How do you solve Alternating Digit Sum on LeetCode?

Alternating Digit Sum (LeetCode #2544) can be solved using Brute Force or Optimal Solution. The optimal approach is Optimal Solution with O(n) time complexity and O(1) space complexity. Key insight: Understanding how to manipulate digits directly can lead to more efficient solutions.

What is the brute force solution for Alternating Digit Sum?

The brute force approach for Alternating Digit Sum is Brute Force, with O(n) time complexity and O(1) space complexity. The brute-force approach involves converting the number into a string to easily access each digit. We then iterate through the digits, applying the alternating sign based on the position of each digit. The optimal Optimal Solution approach improves this to O(n).

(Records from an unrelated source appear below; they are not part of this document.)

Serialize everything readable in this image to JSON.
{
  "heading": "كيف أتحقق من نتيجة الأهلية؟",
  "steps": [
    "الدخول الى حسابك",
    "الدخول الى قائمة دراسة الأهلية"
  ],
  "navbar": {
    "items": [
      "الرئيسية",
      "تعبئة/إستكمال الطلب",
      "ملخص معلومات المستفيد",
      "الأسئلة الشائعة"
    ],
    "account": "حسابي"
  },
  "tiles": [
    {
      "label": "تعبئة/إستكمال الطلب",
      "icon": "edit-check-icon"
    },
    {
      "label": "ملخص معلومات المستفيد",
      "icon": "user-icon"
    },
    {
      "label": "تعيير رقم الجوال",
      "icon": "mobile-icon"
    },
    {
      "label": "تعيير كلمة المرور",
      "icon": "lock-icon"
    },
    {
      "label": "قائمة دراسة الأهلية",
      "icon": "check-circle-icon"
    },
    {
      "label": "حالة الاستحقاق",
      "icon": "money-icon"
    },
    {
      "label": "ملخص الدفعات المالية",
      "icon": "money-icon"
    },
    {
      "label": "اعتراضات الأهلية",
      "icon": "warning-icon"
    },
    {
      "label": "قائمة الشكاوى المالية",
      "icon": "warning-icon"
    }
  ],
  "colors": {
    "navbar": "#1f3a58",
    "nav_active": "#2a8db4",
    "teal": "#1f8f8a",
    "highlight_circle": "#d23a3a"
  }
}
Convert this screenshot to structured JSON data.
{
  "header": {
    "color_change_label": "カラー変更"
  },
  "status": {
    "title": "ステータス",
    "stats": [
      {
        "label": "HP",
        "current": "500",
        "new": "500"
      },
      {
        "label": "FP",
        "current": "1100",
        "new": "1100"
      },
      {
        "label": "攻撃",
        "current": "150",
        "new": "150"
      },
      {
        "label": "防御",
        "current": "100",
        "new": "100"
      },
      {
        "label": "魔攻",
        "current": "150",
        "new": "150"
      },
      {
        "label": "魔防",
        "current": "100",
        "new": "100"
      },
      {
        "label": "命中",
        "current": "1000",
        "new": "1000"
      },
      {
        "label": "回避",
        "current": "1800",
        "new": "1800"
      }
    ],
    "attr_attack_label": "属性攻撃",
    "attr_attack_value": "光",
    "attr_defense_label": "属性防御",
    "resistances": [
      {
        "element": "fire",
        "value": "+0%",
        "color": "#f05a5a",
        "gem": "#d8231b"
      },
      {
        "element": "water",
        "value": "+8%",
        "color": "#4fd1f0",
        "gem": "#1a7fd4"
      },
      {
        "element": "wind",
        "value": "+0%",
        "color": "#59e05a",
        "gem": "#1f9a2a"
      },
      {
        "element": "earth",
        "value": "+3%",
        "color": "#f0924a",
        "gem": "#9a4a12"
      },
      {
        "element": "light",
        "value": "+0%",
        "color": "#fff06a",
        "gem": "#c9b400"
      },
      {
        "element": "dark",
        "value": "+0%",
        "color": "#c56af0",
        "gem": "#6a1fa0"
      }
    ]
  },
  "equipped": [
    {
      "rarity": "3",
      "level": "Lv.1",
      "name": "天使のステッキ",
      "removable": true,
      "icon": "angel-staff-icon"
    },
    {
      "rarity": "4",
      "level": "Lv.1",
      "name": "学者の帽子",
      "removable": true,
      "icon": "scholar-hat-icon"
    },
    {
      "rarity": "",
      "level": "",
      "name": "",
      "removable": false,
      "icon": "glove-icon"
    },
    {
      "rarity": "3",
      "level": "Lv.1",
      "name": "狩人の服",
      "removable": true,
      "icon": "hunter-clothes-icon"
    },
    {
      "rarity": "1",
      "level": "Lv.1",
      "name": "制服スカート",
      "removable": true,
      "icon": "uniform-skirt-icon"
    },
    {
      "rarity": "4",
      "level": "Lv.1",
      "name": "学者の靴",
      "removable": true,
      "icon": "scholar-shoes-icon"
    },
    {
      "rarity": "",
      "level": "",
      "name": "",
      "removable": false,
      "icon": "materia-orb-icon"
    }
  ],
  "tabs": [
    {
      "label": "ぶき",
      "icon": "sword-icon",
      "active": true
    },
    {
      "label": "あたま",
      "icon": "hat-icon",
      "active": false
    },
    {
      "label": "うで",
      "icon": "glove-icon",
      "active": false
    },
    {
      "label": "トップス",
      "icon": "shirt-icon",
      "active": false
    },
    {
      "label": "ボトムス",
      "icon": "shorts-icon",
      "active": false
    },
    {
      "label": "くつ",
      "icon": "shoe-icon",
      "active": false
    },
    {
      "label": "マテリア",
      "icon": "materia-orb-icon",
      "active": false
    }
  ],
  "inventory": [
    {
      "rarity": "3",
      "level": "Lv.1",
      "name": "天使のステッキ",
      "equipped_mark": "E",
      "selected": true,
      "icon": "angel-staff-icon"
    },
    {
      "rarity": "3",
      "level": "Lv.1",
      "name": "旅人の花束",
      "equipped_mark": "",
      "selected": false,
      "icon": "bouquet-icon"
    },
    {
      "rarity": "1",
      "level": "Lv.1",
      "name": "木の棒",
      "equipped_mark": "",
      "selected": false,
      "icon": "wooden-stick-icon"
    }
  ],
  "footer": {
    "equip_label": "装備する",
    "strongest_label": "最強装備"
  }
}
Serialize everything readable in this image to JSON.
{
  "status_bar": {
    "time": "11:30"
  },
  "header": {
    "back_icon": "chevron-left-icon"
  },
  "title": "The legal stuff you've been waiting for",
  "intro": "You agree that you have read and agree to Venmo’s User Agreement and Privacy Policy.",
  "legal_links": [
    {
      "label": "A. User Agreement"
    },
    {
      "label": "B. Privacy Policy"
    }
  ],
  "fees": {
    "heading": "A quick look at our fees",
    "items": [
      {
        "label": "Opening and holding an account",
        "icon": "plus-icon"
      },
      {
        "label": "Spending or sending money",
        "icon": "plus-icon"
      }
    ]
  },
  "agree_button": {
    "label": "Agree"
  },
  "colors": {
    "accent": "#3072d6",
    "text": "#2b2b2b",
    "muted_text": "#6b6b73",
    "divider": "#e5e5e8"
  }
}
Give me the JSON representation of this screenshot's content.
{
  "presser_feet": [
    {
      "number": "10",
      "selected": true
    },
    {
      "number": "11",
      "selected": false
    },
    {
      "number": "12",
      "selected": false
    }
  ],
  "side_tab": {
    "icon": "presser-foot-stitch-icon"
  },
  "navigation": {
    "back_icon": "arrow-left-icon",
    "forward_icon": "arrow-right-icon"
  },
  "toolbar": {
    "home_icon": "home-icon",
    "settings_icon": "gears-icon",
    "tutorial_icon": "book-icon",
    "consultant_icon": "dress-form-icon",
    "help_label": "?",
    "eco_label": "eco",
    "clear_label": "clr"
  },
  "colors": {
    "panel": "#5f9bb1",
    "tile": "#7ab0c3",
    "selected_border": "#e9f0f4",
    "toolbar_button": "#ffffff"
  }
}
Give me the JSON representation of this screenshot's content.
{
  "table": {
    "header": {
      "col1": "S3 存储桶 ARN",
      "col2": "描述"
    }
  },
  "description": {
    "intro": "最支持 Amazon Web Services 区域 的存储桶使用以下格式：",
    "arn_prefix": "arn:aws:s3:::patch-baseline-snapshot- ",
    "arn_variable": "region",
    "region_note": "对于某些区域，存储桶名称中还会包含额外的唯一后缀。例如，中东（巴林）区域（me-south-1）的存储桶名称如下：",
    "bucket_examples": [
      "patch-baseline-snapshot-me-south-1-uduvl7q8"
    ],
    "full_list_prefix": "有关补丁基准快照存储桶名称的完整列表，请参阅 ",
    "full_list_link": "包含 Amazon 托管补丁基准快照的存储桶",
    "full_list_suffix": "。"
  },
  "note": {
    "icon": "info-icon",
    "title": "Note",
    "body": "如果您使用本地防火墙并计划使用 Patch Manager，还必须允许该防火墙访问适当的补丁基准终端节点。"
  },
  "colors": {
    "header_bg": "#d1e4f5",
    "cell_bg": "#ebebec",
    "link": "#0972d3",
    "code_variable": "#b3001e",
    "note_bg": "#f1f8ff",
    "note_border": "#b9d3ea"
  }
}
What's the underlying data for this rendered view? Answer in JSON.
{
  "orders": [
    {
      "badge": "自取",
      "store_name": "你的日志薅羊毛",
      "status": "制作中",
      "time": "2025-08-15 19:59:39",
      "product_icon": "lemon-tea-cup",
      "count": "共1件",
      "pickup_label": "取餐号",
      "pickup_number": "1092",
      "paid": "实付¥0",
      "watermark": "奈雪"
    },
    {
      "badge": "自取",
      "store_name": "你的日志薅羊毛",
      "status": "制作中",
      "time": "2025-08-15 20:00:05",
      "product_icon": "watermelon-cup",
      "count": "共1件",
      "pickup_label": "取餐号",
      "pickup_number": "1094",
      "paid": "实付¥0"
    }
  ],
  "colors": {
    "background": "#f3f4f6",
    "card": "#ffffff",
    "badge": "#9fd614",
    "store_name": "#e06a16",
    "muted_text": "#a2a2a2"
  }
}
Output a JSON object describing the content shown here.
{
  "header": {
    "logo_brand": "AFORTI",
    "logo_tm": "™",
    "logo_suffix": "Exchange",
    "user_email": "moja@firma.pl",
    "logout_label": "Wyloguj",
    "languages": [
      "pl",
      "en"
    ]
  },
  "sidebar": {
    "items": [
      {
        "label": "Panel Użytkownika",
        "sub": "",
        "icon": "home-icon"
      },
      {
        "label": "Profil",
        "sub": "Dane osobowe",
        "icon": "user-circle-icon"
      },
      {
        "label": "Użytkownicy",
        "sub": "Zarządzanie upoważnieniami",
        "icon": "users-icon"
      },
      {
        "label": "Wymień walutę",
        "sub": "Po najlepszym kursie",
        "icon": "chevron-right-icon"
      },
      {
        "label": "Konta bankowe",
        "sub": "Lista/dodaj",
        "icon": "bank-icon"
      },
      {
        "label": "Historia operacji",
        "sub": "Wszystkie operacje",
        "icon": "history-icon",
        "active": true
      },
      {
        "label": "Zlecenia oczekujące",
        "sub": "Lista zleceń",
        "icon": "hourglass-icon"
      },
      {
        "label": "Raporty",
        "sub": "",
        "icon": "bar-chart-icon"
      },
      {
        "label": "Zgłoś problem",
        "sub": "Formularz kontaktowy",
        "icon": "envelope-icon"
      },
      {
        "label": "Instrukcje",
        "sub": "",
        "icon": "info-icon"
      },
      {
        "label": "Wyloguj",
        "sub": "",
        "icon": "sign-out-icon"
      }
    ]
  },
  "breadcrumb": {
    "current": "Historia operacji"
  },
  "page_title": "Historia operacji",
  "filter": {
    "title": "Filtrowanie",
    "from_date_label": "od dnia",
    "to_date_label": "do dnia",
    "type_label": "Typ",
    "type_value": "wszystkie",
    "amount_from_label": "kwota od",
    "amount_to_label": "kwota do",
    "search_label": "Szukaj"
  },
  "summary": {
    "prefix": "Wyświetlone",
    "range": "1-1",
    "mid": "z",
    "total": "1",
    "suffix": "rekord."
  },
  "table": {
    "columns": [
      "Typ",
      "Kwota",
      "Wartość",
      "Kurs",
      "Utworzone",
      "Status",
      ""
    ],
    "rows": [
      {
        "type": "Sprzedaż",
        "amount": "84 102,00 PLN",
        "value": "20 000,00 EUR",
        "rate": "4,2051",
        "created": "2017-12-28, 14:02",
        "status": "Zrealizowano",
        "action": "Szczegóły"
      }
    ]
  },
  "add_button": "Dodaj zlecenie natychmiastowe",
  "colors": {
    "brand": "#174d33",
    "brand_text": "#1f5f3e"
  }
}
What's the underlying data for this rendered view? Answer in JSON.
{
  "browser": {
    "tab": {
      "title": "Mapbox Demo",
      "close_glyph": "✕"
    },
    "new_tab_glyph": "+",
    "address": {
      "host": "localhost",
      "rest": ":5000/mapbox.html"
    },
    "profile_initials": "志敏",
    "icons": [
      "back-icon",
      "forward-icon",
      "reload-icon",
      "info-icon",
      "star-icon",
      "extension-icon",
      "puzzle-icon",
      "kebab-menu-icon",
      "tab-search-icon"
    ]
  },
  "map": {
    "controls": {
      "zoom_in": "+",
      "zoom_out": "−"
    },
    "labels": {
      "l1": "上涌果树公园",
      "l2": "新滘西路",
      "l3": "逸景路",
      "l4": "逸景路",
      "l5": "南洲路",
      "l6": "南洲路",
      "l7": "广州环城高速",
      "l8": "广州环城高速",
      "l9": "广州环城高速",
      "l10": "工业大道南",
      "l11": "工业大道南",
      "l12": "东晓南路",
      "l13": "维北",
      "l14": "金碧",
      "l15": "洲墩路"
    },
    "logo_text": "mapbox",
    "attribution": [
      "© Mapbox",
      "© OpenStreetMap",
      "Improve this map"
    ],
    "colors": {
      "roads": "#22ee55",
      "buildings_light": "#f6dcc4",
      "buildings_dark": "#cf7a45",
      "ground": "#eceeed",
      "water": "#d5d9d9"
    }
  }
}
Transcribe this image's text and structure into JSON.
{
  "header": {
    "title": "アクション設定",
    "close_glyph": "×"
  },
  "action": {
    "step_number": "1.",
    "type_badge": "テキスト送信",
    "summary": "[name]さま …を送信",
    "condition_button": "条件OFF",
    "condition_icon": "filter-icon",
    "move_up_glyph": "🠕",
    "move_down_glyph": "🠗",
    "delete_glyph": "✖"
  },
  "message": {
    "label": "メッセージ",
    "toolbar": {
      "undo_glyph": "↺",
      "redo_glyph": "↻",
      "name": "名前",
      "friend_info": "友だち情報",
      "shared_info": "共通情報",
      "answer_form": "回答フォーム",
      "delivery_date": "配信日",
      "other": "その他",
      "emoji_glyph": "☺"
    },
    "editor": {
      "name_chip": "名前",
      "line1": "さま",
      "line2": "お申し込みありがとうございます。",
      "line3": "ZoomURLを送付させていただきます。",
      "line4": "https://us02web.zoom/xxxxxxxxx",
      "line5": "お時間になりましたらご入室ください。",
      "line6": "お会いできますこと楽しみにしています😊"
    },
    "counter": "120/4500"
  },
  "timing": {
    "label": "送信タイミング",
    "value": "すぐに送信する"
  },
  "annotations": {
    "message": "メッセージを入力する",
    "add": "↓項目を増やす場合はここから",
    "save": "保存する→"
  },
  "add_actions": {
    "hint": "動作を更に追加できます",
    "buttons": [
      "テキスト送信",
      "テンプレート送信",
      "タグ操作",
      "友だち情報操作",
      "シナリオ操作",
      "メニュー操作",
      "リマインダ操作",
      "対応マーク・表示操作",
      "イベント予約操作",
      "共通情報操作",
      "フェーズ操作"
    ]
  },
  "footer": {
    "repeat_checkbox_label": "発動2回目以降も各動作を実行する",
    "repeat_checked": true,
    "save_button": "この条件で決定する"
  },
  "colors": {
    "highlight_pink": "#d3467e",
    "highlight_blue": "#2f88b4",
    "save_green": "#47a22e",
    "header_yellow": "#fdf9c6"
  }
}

What algorithm or data structure is used to solve Alternating Digit Sum?

Alternating Digit Sum uses the following concepts: Math. The recommended patterns to study are: Math, Array.

What are the interview tips for Alternating Digit Sum?

Always clarify the problem statement and constraints before jumping into coding. Think about edge cases, such as the smallest and largest possible values for n. Explain your thought process while coding to demonstrate your understanding.

What are common mistakes when solving Alternating Digit Sum?

Confusing the order of operations when applying signs. Not handling single-digit numbers correctly.

#2544

Alternating Digit Sum

Easy

MathMathArray

LeetCode ↗

Approaches

Brute ForceOptimal

Complexity Comparison

	Brute Force	Optimal Solution★
Time	O(n)	O(n)
Space	O(1)	O(1)

💡

Intuition

Time O(n)Space O(1)

The optimal solution leverages the same logic as the brute force but avoids the overhead of string manipulation. Instead, we directly work with the number by extracting digits using modulus and division.

⚙️

Algorithm

6 steps

1Step 1: Initialize total_sum to 0 and sign to 1.
2Step 2: While n is greater than 0, extract the last digit using n % 10.
3Step 3: Add the digit multiplied by sign to total_sum.
4Step 4: Alternate the sign by multiplying by -1.
5Step 5: Remove the last digit from n by performing integer division n //= 10.
6Step 6: Return total_sum after processing all digits.

solution.py11 lines

1# Full working Python code
2
3def alternating_digit_sum(n):
4    total_sum = 0
5    sign = 1
6    while n > 0:
7        digit = n % 10
8        total_sum += sign * digit
9        sign *= -1  # Alternate sign
10        n //= 10  # Remove last digit
11    return total_sum

ℹ

Complexity note: The time complexity remains O(n) as we still process each digit once. The space complexity is O(1) since we only use a fixed number of variables.

1Understanding how to manipulate digits directly can lead to more efficient solutions.
2Recognizing patterns in alternating sums can simplify the implementation.

Solutions and explanations are original Tejav content. Problem titles © LeetCode — use the LeetCode button above for the full problem statement.